Valuation analysis for Automatic Data Processing (NASDAQ:ADP)
Fair valuation is sometimes a subjective observation, but one that is based on a combination of earnings growth and revenue, which ultimately defines how much we as investors are willing to pay for a particular security. Sometimes, they say, fair valuation is whatever someone is willing to pay, but in financial circles fair valuation can be quantified.
For Automatic Data Processing (NASDAQ:ADP) fair valuation is something that investors in the stock who also expect it to increase substantially from current levels may not want to admit. According to our observations ADP looks extremely overvalued and material concerns exist.
First, earnings have not been growing at a stellar rate, and our observations of the yearly earnings growth rate for ADP suggest that current growth is 3%, a growth rate lower than the company has seen since before 2011.

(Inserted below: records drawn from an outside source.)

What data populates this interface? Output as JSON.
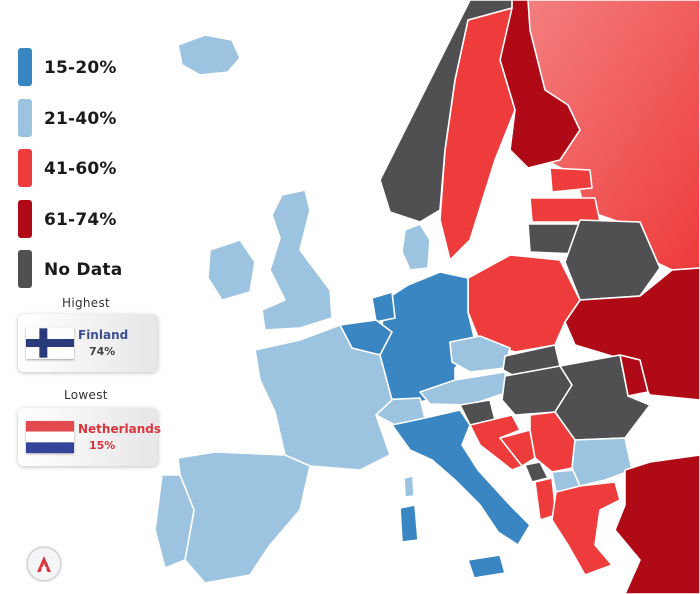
{
  "colors": {
    "range_15_20": "#3a86c3",
    "range_21_40": "#9cc3e0",
    "range_41_60": "#ee3b3b",
    "range_61_74": "#b00a16",
    "no_data": "#505052"
  },
  "legend": {
    "items": [
      {
        "label": "15-20%",
        "color": "#3a86c3"
      },
      {
        "label": "21-40%",
        "color": "#9cc3e0"
      },
      {
        "label": "41-60%",
        "color": "#ee3b3b"
      },
      {
        "label": "61-74%",
        "color": "#b00a16"
      },
      {
        "label": "No Data",
        "color": "#505052"
      }
    ]
  },
  "highest": {
    "caption": "Highest",
    "country": "Finland",
    "value": "74%",
    "name_color": "#3d4f8f"
  },
  "lowest": {
    "caption": "Lowest",
    "country": "Netherlands",
    "value": "15%",
    "name_color": "#d8343e"
  },
  "logo": {
    "letter": "A"
  },
  "regions": [
    {
      "id": "portugal",
      "category": "range_21_40"
    },
    {
      "id": "spain",
      "category": "range_21_40"
    },
    {
      "id": "france",
      "category": "range_21_40"
    },
    {
      "id": "corsica",
      "category": "range_21_40"
    },
    {
      "id": "united-kingdom",
      "category": "range_21_40"
    },
    {
      "id": "ireland",
      "category": "range_21_40"
    },
    {
      "id": "iceland",
      "category": "range_21_40"
    },
    {
      "id": "denmark",
      "category": "range_21_40"
    },
    {
      "id": "switzerland",
      "category": "range_21_40"
    },
    {
      "id": "austria",
      "category": "range_21_40"
    },
    {
      "id": "czechia",
      "category": "range_21_40"
    },
    {
      "id": "bulgaria",
      "category": "range_21_40"
    },
    {
      "id": "north-macedonia",
      "category": "range_21_40"
    },
    {
      "id": "netherlands",
      "category": "range_15_20"
    },
    {
      "id": "belgium",
      "category": "range_15_20"
    },
    {
      "id": "germany",
      "category": "range_15_20"
    },
    {
      "id": "italy",
      "category": "range_15_20"
    },
    {
      "id": "sardinia",
      "category": "range_15_20"
    },
    {
      "id": "sicily",
      "category": "range_15_20"
    },
    {
      "id": "norway",
      "category": "no_data"
    },
    {
      "id": "lithuania",
      "category": "no_data"
    },
    {
      "id": "belarus",
      "category": "no_data"
    },
    {
      "id": "slovakia",
      "category": "no_data"
    },
    {
      "id": "hungary",
      "category": "no_data"
    },
    {
      "id": "romania",
      "category": "no_data"
    },
    {
      "id": "slovenia",
      "category": "no_data"
    },
    {
      "id": "montenegro",
      "category": "no_data"
    },
    {
      "id": "sweden",
      "category": "range_41_60"
    },
    {
      "id": "estonia",
      "category": "range_41_60"
    },
    {
      "id": "latvia",
      "category": "range_41_60"
    },
    {
      "id": "poland",
      "category": "range_41_60"
    },
    {
      "id": "croatia",
      "category": "range_41_60"
    },
    {
      "id": "bosnia",
      "category": "range_41_60"
    },
    {
      "id": "serbia",
      "category": "range_41_60"
    },
    {
      "id": "albania",
      "category": "range_41_60"
    },
    {
      "id": "greece",
      "category": "range_41_60"
    },
    {
      "id": "russia",
      "category": "range_41_60"
    },
    {
      "id": "finland",
      "category": "range_61_74"
    },
    {
      "id": "ukraine",
      "category": "range_61_74"
    },
    {
      "id": "moldova",
      "category": "range_61_74"
    },
    {
      "id": "turkey",
      "category": "range_61_74"
    }
  ]
}
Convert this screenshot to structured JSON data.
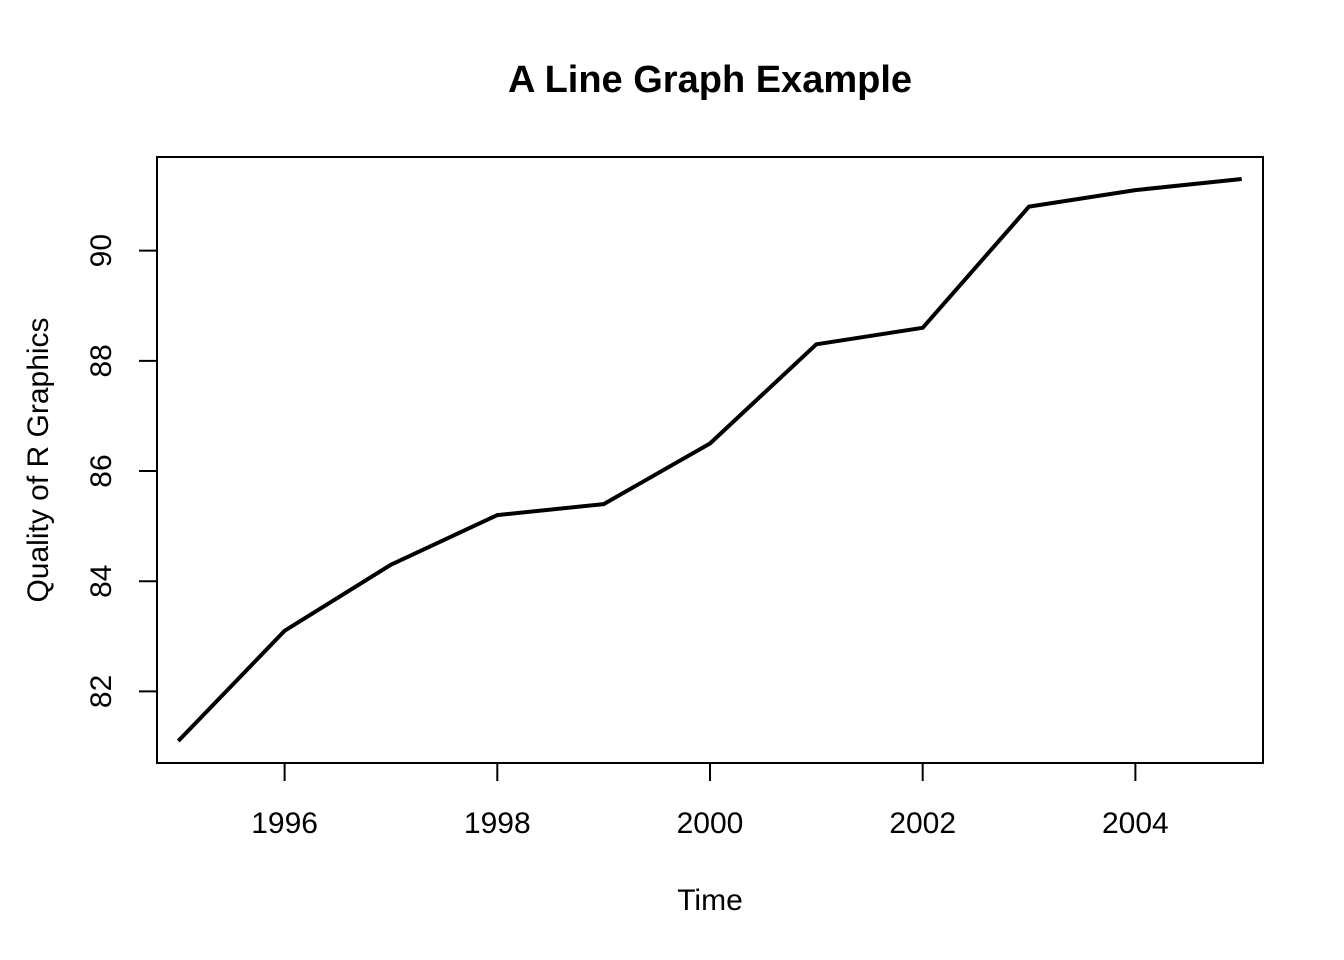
{
  "chart_data": {
    "type": "line",
    "title": "A Line Graph Example",
    "xlabel": "Time",
    "ylabel": "Quality of R Graphics",
    "x": [
      1995,
      1996,
      1997,
      1998,
      1999,
      2000,
      2001,
      2002,
      2003,
      2004,
      2005
    ],
    "series": [
      {
        "values": [
          81.1,
          83.1,
          84.3,
          85.2,
          85.4,
          86.5,
          88.3,
          88.6,
          90.8,
          91.1,
          91.3
        ]
      }
    ],
    "xlim": [
      1994.8,
      2005.2
    ],
    "ylim": [
      80.7,
      91.7
    ],
    "xticks": [
      1996,
      1998,
      2000,
      2002,
      2004
    ],
    "yticks": [
      82,
      84,
      86,
      88,
      90
    ],
    "grid": false,
    "line_color": "#000000"
  }
}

In addition, quarterly revenues have begun to decline measurably and revenues for ADP have not been this low since the third quarter of 2011 either.
This combination of deteriorating revenue and lackluster earnings can become a major concern, especially when the stock's price increases relentlessly. In fact, at current levels shares of ADP have a peg ratio over 9.
According to our real time trading report for ADP the stock is near the level of longer-term resistance and by rule we would be Sellers and potential short Sellers of the stock near longer-term resistance levels. Our technical observations suggest that the stock can fall from resistance to support.
According to our fundamental observations, ADP looks significantly overvalued based on its earnings and revenue trajectory, its peg ratio is enormous, and the stock is very close to a level of longer-term resistance. We would be Sellers and/or short Sellers of the stock accordingly.